Но в то же время неведомым образом восстанавливались после этих набегов храмы, и прирастало число прихожан. Что-то необычное происходило на Русской земле, и это трудно было понять человеческим разумом.
Со временем у Феодосия появился дар провидения, но он хранил его в секрете от людей. Преподобному было дано знать, что те картины, которые ему являются в молитвах, отражают грядущую жизнь. Людей нельзя посвящать в их будущее, потому что это лишает их свободы выбора. Творец дал человеку свободу выбора потому, что сделал его богоподобным. Он сделал его также творцом, творец же призван создавать свое будущее, а не ждать его. Лишь немногим праведникам Творец открывает грядущие дни, чтобы они подсказывали людям нужную дорогу.
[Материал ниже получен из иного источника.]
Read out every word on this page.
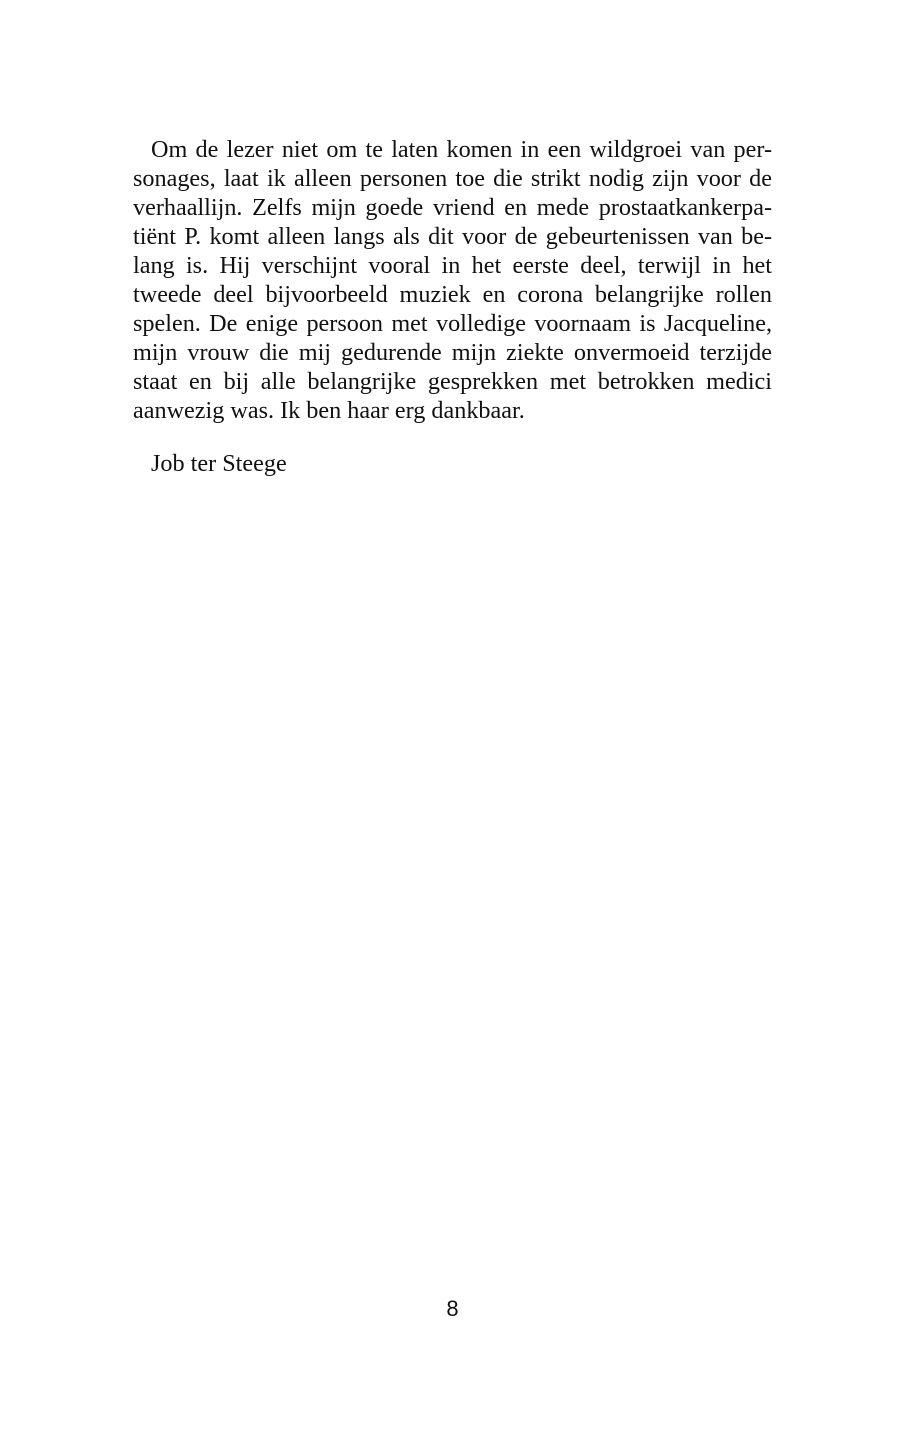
Om de lezer niet om te laten komen in een wildgroei van per-
sonages, laat ik alleen personen toe die strikt nodig zijn voor de
verhaallijn. Zelfs mijn goede vriend en mede prostaatkankerpa-
tiënt P. komt alleen langs als dit voor de gebeurtenissen van be-
lang is. Hij verschijnt vooral in het eerste deel, terwijl in het
tweede deel bijvoorbeeld muziek en corona belangrijke rollen
spelen. De enige persoon met volledige voornaam is Jacqueline,
mijn vrouw die mij gedurende mijn ziekte onvermoeid terzijde
staat en bij alle belangrijke gesprekken met betrokken medici
aanwezig was. Ik ben haar erg dankbaar.
Job ter Steege
8
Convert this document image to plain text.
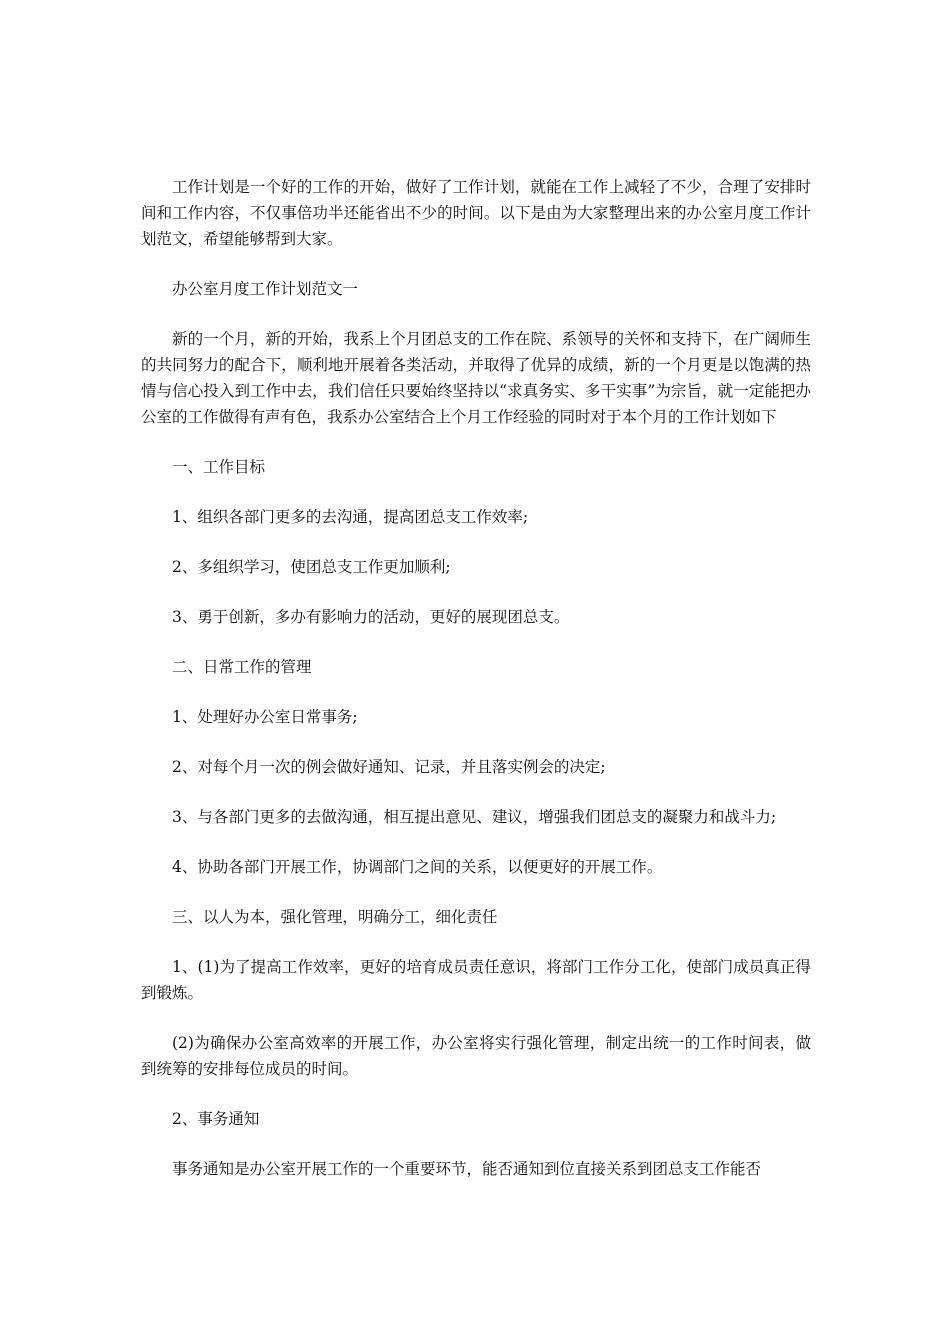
工作计划是一个好的工作的开始，做好了工作计划，就能在工作上减轻了不少，合理了安排时间和工作内容，不仅事倍功半还能省出不少的时间。以下是由为大家整理出来的办公室月度工作计划范文，希望能够帮到大家。

办公室月度工作计划范文一

新的一个月，新的开始，我系上个月团总支的工作在院、系领导的关怀和支持下，在广阔师生的共同努力的配合下，顺利地开展着各类活动，并取得了优异的成绩，新的一个月更是以饱满的热情与信心投入到工作中去，我们信任只要始终坚持以“求真务实、多干实事”为宗旨，就一定能把办公室的工作做得有声有色，我系办公室结合上个月工作经验的同时对于本个月的工作计划如下

一、工作目标

1、组织各部门更多的去沟通，提高团总支工作效率;

2、多组织学习，使团总支工作更加顺利;

3、勇于创新，多办有影响力的活动，更好的展现团总支。

二、日常工作的管理

1、处理好办公室日常事务;

2、对每个月一次的例会做好通知、记录，并且落实例会的决定;

3、与各部门更多的去做沟通，相互提出意见、建议，增强我们团总支的凝聚力和战斗力;

4、协助各部门开展工作，协调部门之间的关系，以便更好的开展工作。

三、以人为本，强化管理，明确分工，细化责任

1、(1)为了提高工作效率，更好的培育成员责任意识，将部门工作分工化，使部门成员真正得到锻炼。

(2)为确保办公室高效率的开展工作，办公室将实行强化管理，制定出统一的工作时间表，做到统筹的安排每位成员的时间。

2、事务通知

事务通知是办公室开展工作的一个重要环节，能否通知到位直接关系到团总支工作能否
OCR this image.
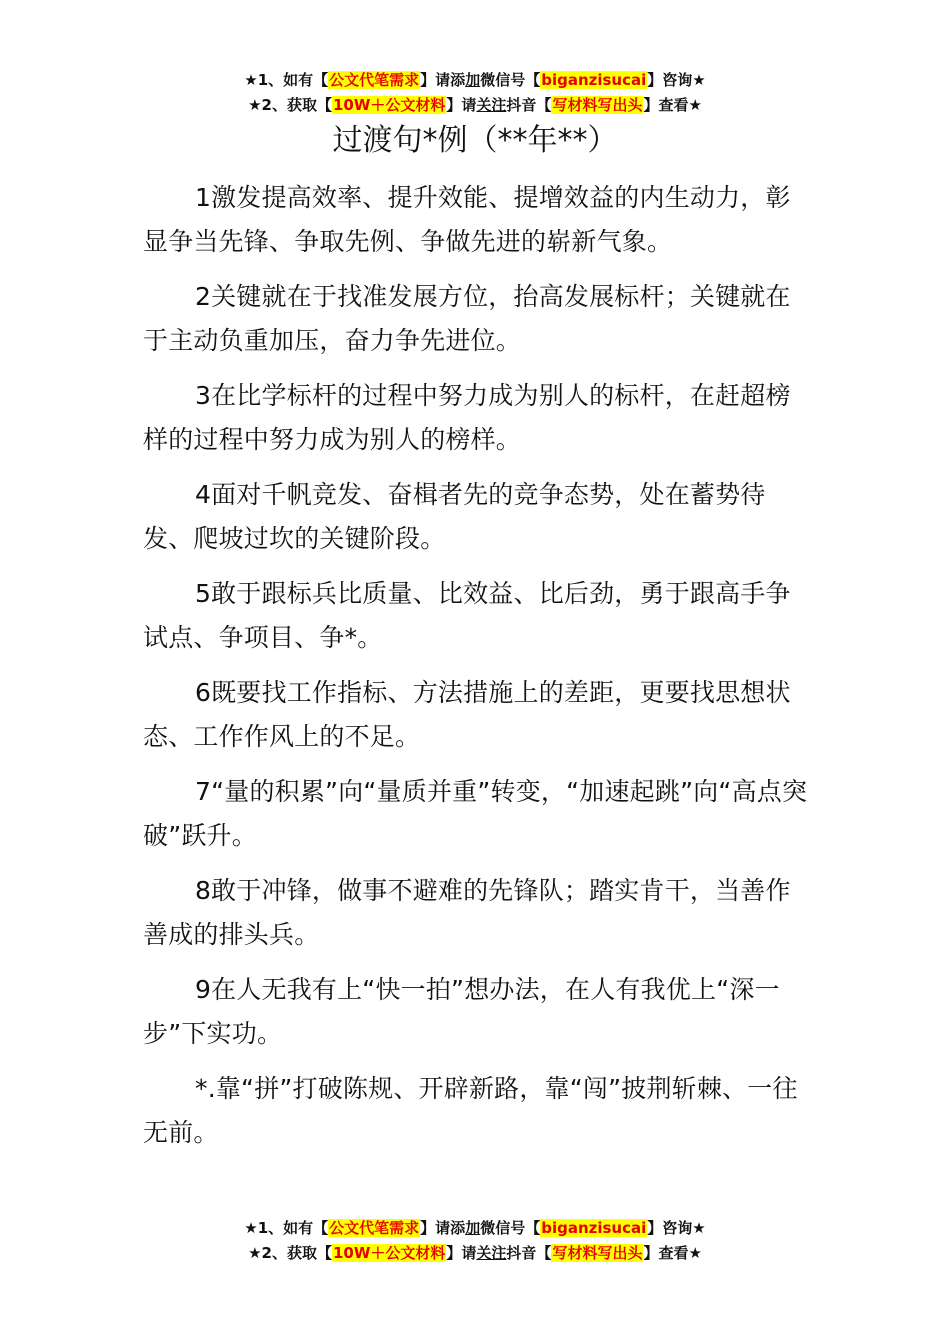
★1、如有【公文代笔需求】请添加微信号【biganzisucai】咨询★
★2、获取【10W＋公文材料】请关注抖音【写材料写出头】查看★
过渡句*例（**年**）

1激发提高效率、提升效能、提增效益的内生动力，彰显争当先锋、争取先例、争做先进的崭新气象。

2关键就在于找准发展方位，抬高发展标杆；关键就在于主动负重加压，奋力争先进位。

3在比学标杆的过程中努力成为别人的标杆，在赶超榜样的过程中努力成为别人的榜样。

4面对千帆竞发、奋楫者先的竞争态势，处在蓄势待发、爬坡过坎的关键阶段。

5敢于跟标兵比质量、比效益、比后劲，勇于跟高手争试点、争项目、争*。

6既要找工作指标、方法措施上的差距，更要找思想状态、工作作风上的不足。

7“量的积累”向“量质并重”转变，“加速起跳”向“高点突破”跃升。

8敢于冲锋，做事不避难的先锋队；踏实肯干，当善作善成的排头兵。

9在人无我有上“快一拍”想办法，在人有我优上“深一步”下实功。

*.靠“拼”打破陈规、开辟新路，靠“闯”披荆斩棘、一往无前。

★1、如有【公文代笔需求】请添加微信号【biganzisucai】咨询★
★2、获取【10W＋公文材料】请关注抖音【写材料写出头】查看★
Дар провидения появился у Феодосия в тот момент, когда он узнал срок своей кончины. Преподобный увидел во сне архангела Гавриила, тихим голосом назвавшего последний день его жизни, до которого оставалось всего полгода.
С тех пор Феодосий стал выходить по ночам из пещерки и смотреть на звездное небо. Он садился на трухлявый чурбачок, на котором сидели еще Илларион и Антоний, и наблюдал, как в недостижимой черной высоте медленно поворачивалась Вселенная, бесконечно холодная и бесконечно родная. Преподобный знал, что там, в тех мирах, существуют души ушедших людей, и совсем скоро он присоединится к ним. Присоединится к ним – и будет смотреть, как на Земле продолжается жизнь человеческого рода, жестокого и любвеобильного, воинственного и миролюбивого, беспощадного и жертвенного.